People aren't the only animals who know when they've gotten a raw deal. So do monkeys and chimpanzees, according to some clever experiments concluded recently at the Yerkes National Primate Research Center in Atlanta. The findings provide insight into how social environment and relationships sway human decision making, reports Sarah F. Brosnan, who conducted the studies with Frans de Waal at the center.

That nonhuman primates react to social unfairness suggests that such judgment is deeply rooted in evolution. In one experiment, Brosnan and de Waal gave female capuchin monkeys granite pebbles and asked them to hand the pebbles back to the researcher. Capuchins that did so received a sliver of cucumber. The monkeys completed the exchanges 95 percent of the time.

When scientists upped the reward to a coveted grape and gave it only to certain monkeys, the short-changed primates became less cooperative.

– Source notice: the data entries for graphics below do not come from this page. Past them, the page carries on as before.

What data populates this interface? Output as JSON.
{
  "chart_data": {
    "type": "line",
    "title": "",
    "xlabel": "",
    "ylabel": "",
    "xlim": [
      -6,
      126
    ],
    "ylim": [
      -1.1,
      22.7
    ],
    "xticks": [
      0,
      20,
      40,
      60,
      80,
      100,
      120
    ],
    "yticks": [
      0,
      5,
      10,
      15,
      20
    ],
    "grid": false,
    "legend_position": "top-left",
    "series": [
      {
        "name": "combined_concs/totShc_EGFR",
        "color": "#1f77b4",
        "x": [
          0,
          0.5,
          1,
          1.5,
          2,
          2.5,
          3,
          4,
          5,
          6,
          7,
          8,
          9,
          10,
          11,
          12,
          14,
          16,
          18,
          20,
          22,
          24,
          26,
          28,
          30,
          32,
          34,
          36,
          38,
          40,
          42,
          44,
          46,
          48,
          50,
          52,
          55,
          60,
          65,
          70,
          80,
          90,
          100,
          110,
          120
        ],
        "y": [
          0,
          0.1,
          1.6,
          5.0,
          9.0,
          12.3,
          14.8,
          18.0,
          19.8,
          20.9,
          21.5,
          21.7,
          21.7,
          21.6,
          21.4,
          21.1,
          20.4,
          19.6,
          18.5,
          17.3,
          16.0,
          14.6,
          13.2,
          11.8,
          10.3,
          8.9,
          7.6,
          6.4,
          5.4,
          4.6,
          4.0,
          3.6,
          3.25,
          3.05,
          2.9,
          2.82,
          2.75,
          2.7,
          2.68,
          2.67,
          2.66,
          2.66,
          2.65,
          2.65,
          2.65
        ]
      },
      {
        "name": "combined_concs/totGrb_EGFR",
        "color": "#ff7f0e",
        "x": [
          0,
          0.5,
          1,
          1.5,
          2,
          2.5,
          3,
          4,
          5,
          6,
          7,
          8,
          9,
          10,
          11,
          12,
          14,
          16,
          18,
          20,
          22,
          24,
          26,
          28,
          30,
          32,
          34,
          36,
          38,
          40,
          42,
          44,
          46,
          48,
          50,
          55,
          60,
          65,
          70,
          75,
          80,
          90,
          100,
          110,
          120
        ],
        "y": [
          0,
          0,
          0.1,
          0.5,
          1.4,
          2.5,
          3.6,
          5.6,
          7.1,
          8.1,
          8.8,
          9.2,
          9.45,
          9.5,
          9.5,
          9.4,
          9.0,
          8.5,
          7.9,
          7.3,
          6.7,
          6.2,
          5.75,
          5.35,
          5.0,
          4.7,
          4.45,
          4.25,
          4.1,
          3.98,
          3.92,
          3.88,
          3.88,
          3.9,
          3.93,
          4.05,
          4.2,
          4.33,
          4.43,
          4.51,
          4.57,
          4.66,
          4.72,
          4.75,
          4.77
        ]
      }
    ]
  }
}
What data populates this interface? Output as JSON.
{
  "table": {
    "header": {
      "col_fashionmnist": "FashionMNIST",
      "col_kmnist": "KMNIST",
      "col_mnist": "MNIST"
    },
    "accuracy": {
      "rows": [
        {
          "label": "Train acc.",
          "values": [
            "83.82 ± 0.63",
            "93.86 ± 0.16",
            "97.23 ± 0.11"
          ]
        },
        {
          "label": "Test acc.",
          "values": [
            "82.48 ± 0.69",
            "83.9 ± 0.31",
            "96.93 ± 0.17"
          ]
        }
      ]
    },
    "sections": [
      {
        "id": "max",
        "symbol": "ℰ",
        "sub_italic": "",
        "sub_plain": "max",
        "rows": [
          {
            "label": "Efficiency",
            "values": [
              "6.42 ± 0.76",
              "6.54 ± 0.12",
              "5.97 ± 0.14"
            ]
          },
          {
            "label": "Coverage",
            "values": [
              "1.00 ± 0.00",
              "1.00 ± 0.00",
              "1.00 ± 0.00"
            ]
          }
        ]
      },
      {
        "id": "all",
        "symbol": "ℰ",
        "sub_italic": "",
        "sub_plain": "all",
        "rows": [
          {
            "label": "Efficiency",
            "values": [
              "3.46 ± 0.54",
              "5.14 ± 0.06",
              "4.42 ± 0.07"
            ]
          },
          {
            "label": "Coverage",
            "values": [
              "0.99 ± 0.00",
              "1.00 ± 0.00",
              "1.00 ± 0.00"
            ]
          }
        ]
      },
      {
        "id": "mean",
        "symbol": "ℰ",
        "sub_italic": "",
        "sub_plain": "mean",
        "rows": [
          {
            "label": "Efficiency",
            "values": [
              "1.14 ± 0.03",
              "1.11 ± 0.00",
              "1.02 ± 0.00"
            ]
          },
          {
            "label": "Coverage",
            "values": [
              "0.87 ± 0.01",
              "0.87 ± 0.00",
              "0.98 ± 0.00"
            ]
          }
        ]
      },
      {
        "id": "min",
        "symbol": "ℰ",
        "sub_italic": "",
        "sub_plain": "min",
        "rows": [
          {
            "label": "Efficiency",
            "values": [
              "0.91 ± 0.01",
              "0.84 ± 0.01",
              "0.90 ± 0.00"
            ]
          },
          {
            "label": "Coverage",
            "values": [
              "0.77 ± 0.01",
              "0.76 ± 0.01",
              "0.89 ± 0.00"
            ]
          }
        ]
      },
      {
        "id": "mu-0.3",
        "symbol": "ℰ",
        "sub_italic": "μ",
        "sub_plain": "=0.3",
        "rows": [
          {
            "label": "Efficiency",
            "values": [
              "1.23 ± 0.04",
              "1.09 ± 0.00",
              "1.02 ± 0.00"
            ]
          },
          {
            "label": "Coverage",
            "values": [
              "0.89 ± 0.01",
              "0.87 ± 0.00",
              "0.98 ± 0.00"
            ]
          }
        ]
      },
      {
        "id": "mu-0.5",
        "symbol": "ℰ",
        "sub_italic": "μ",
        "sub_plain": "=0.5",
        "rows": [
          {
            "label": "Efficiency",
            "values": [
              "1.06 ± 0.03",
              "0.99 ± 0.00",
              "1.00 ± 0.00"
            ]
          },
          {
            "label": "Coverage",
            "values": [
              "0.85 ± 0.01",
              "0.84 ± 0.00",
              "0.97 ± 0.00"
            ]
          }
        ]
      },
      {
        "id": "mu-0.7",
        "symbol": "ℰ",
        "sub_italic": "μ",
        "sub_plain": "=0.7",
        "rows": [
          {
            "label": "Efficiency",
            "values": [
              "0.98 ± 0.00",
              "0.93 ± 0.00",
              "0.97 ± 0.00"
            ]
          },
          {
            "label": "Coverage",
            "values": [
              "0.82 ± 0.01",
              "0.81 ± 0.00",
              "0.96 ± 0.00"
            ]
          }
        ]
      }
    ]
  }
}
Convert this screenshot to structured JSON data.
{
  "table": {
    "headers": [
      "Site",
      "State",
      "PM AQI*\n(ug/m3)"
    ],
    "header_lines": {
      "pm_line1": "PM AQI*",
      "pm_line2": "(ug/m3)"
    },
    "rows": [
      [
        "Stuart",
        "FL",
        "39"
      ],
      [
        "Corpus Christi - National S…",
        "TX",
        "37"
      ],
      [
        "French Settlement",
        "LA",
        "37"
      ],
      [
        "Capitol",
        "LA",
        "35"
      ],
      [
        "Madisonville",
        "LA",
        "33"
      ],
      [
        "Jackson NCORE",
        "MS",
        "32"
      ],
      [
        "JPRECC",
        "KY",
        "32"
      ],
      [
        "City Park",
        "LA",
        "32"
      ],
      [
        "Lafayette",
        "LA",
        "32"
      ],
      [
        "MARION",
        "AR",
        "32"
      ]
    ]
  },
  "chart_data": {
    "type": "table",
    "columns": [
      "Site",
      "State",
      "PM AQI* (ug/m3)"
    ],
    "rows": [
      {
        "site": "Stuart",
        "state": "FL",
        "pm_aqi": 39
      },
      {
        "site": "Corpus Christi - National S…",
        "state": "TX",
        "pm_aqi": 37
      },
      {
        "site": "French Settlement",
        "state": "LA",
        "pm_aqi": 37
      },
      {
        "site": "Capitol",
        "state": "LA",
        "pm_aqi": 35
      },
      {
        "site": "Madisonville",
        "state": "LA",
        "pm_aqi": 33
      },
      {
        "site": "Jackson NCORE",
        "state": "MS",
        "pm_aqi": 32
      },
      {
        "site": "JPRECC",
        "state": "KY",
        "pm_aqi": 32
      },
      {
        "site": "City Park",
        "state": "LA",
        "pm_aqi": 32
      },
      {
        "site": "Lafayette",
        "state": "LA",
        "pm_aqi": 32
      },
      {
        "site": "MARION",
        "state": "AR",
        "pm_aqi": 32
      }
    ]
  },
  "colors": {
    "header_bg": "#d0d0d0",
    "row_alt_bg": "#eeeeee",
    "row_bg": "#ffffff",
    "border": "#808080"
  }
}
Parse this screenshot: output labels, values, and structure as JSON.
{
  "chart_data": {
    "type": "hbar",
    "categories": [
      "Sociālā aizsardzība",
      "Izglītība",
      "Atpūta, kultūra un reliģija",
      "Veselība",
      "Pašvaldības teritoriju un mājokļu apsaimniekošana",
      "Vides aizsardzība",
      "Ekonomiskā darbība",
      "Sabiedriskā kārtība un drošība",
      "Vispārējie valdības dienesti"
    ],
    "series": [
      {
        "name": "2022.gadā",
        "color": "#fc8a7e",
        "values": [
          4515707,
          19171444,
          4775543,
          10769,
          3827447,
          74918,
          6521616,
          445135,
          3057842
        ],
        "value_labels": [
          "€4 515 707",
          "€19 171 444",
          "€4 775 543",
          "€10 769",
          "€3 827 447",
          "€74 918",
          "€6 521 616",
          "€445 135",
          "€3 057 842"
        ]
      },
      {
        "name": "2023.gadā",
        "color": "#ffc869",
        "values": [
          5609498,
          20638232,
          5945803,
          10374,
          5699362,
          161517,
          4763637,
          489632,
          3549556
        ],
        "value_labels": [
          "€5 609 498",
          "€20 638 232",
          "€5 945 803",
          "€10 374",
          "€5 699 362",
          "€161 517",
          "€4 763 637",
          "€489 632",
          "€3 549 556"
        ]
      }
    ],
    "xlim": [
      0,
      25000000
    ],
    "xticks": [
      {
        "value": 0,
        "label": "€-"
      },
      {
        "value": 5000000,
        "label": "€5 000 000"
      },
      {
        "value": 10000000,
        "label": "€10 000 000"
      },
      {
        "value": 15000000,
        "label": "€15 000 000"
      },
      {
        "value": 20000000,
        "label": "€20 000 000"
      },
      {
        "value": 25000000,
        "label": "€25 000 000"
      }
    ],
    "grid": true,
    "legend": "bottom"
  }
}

Their apparent sense of inequity grew much more pronounced when the favored monkeys did not even have to perform a task for a grape; some of the offended animals refused to hand over the pebble or threw their measly cucumber at the researcher.

Social relationships can temper dissatisfaction, however. In a separate study, chimpanzees that had been raised together and lived with one another for 30 years displayed no frustration when unequal rewards were given. But chimps that had met only as adults and lived together for eight years still became agitated at inequity. Brosnan says these reactions closely parallel human behavior. People are more likely, for example, to respond negatively to an unfair situation involving a stranger than they are with good friends or spouses.